Rather than what you might choose having been habituated cycling, maybe it would be interesting to see how cyclists got about before hopping on their beloved bikes.
Although I use all those modes of transport, I only ticked 'bus' because that's the one I have largely replaced by the bike. Once you've tasted the freedom of using a bike, going back to the bus feels like a definite retrograde step. All the other modes still have their uses
@sallyhinch, I agree. I prefer to walk rather than get the bus if cycling's ruled out for whatever reason.

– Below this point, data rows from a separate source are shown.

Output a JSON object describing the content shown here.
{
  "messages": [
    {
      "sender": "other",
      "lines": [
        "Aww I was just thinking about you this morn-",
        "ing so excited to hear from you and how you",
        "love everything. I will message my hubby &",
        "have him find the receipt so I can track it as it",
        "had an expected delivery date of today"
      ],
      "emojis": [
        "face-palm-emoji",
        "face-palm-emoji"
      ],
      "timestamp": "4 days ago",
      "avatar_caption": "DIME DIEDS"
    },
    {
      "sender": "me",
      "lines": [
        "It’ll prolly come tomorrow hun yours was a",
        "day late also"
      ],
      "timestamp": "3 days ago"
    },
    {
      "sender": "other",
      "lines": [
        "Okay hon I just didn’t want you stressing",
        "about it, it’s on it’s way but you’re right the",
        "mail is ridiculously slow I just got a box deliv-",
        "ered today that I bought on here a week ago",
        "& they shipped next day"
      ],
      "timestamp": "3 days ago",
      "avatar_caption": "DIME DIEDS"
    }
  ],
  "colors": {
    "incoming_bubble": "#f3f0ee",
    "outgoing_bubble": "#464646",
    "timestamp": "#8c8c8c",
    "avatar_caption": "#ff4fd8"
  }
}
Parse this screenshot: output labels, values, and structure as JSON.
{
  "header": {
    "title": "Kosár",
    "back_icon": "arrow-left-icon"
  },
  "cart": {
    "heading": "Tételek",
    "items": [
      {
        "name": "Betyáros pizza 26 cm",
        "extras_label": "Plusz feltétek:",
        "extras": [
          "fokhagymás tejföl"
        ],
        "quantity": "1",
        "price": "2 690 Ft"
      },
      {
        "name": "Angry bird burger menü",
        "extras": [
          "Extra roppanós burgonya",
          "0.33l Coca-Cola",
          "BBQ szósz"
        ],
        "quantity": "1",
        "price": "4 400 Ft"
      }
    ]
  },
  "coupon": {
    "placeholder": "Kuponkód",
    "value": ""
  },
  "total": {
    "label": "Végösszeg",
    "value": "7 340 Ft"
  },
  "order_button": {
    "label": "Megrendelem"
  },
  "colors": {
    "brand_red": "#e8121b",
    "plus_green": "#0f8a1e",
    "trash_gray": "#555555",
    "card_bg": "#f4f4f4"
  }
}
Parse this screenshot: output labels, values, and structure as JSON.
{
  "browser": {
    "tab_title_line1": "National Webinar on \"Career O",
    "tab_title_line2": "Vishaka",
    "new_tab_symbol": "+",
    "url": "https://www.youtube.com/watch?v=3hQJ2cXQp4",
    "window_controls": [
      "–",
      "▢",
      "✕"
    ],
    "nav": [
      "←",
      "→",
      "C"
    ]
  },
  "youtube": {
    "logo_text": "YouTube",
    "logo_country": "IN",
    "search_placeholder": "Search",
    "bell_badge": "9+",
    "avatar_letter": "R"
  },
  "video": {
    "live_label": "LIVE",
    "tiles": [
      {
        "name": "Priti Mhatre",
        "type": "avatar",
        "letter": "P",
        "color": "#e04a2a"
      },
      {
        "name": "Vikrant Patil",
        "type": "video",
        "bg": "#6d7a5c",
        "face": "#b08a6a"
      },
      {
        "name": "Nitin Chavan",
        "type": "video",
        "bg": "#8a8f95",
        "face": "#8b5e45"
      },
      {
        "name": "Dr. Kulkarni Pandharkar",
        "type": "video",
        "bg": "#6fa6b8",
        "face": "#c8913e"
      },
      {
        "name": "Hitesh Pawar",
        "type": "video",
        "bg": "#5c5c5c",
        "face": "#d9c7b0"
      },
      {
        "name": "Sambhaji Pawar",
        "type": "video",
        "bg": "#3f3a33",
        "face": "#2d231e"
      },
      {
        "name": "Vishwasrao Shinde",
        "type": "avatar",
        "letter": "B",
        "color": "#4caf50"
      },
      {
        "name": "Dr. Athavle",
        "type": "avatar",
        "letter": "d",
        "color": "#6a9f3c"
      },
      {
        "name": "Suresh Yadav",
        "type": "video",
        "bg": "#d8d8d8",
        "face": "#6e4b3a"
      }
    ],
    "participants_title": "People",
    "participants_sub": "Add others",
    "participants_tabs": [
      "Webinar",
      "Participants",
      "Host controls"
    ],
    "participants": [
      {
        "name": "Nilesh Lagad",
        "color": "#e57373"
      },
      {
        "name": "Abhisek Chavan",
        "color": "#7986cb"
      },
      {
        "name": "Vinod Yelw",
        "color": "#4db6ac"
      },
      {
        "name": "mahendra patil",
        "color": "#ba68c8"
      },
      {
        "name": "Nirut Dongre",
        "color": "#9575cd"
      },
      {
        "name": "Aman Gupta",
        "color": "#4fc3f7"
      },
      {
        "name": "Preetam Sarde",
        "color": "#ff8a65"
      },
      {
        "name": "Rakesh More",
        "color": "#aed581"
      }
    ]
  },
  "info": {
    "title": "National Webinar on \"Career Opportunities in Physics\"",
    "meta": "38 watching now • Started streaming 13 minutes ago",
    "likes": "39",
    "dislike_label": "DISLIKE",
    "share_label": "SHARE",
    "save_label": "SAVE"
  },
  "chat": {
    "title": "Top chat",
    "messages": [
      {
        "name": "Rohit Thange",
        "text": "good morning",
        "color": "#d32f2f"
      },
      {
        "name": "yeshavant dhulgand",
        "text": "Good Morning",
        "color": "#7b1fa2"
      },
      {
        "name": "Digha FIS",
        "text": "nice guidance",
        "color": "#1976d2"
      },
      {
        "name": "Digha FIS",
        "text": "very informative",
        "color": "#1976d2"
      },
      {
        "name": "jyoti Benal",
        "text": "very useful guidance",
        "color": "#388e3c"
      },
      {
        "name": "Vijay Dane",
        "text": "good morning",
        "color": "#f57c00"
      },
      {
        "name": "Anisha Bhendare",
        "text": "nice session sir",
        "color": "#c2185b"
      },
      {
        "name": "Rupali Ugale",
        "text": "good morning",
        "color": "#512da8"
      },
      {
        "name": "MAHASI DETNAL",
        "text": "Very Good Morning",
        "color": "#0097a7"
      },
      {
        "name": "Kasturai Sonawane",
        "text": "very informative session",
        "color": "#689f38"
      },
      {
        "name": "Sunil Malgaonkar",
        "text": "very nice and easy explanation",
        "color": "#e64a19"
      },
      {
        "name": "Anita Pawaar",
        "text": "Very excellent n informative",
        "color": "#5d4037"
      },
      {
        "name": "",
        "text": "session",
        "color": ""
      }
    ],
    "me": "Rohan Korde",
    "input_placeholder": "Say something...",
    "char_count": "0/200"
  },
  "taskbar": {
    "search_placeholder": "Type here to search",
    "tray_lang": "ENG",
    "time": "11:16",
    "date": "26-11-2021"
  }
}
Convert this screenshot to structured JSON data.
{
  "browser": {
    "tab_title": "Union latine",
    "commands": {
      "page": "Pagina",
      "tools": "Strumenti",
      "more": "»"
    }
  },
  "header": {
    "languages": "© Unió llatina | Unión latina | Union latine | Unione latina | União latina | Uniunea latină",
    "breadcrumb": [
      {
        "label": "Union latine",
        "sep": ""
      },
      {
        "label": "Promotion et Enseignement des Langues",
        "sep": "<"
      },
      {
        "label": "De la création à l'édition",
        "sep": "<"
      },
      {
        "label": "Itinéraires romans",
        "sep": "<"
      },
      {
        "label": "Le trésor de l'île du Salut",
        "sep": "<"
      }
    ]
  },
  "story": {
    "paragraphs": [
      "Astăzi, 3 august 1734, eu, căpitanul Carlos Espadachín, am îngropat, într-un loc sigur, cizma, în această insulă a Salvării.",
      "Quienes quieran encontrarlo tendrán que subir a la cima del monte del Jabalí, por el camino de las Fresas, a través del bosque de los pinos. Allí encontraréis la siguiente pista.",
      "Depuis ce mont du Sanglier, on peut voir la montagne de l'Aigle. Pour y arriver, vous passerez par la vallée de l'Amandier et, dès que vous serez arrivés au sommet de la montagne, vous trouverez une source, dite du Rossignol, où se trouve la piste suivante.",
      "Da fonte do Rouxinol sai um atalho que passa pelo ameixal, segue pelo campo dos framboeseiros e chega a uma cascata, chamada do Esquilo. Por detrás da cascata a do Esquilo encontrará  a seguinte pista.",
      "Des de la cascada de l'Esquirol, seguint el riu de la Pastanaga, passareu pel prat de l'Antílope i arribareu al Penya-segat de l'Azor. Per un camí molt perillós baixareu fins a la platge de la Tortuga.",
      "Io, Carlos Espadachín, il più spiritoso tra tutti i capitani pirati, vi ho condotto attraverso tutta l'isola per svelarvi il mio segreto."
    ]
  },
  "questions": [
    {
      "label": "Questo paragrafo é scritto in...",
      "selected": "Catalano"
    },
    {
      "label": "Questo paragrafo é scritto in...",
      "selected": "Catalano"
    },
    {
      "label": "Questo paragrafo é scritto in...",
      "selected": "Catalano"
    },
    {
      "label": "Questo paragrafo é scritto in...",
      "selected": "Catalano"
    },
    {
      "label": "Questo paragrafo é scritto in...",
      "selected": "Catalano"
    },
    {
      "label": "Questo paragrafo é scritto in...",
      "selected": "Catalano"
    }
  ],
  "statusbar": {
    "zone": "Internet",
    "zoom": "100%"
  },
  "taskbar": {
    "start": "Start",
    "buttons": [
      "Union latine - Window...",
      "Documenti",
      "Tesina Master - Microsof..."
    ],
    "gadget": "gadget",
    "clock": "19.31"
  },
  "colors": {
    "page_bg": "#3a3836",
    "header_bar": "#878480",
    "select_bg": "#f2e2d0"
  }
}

I suppose (while you're in the polling mood) another interesting question is which mode of transport does the bike replace? A lot of the public benefits that are supposed to come from increasing cycling are based on the assumption that people are increasing their activity levels (better health), switching from the private car (reduced congestion, pollution) or switching from an overcrowded form of public transport (in London, some of the assumed 'revenue' from the Boris bikes is calculated in terms of tube journeys avoided, which means less spending by TfL on upgrading lines, running more trains etc). So me switching from the village bus (1.5 miles walk away) probably is a net cost to society as I was often the only passenger and almost always the only person who ever actually paid for a bus ticket, everyone else being a pensioner or a schoolchild.
Not that you'd get me back onto the bus, even for the greater good of the village, unless I'd broken my arm or something.
For me a bike replaces a car.
I don't have a Aldi/Morrisons etc in easy walking distance and even less easy walking back with a bag of stuff.
In school a bike replaced walking. The school was a couple of miles away but the bus went into Ayr and then back out so walking was faster than the bus and cycling was faster still. I could go home for lunch if I felt like it… or if I'd forgotten my homework.
If they question means how did I get around on my own before I used a bike then it would be walking as I was far too young to drive, busses weren't that much faster for getting into Ayr town centre and I couldn't afford them anyway.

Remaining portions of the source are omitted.